Kujala held shares in a total of 21 companies, ranging from a gymnasium to real estate and audio-visual businesses. He lived a fast life-style, both figuratively and literally, owning a number of luxury cars, including Ferraris and top-of-the-range Mercedes, and was also the owner of a luxury yacht. He owned a 50 per cent stake in Gestierra, a company partly owned by Francisco Calle, brother-in-law of the former mayor of Manilva, Pedro Tirado, who was jailed two weeks ago on various counts of fraud. The Finnish connection was through a company called Royal Marbella Estates, to which the mayor of Manilva had sold his signature on a re-zoning order, favourable, of course, to the company in question. Aki Johannes Kujala had purchased a number of plots on the land which was later re-zoned.
Kujala’s partner in the Marbella gymnasium was Italian Luigi Protani, who was wanted by the Italian police for drug trafficking, and who had been arrested in Spain in 2001 and subsequently handed over to the Italians for his involvement in an international drug ring. Protani has been in prison in Rome since 2003, convicted of having taken part in the sale of 200 kilos of Venezuelan cocaine to an Italian gang.
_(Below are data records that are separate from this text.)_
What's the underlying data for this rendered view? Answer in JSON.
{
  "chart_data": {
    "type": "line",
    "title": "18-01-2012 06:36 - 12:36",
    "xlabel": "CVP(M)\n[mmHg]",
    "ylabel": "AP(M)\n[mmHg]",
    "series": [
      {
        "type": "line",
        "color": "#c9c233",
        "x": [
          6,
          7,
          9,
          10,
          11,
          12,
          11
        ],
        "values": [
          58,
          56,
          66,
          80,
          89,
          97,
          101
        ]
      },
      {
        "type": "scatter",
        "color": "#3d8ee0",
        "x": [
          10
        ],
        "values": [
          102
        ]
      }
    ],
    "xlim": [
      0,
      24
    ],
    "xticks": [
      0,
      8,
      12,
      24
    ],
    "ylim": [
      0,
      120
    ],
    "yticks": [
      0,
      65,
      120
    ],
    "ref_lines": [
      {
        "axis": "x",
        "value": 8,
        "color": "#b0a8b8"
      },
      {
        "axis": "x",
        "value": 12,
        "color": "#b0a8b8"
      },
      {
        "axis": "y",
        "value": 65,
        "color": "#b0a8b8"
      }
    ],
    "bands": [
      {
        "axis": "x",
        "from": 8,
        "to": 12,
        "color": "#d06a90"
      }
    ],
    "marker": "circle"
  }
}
The police also discovered that another partner in the gymnasium was Moroccan Ghali Lamrani, who lived in the same building as Kujala. Lamrani has since ended up in a Moroccan prison for his part in a drugs deal in which 350 kilos of cocaine were seized by Dutch police in Rotterdam port. Lamrani’s name was also linked to the Fun Fair Investments and Gavaid Corporation companies run by Fernando del Valle.
Lamrani was also in partnership with another Moroccan, Otham Soussi, who was tried and convicted of money-laundering, tax evasion and smuggling by the Audiencia Nacional (Central Criminal Court) in Madrid in 2002. Police investigators found that the Aki Kujala companies were paying out more than they were taking in, and could not account for the origin of this money, much of which was coming from abroad. But apart from their questionable business practice, there was also the direct relationship, both as partners and on a personal level, between them and the Marbella money-laundering network.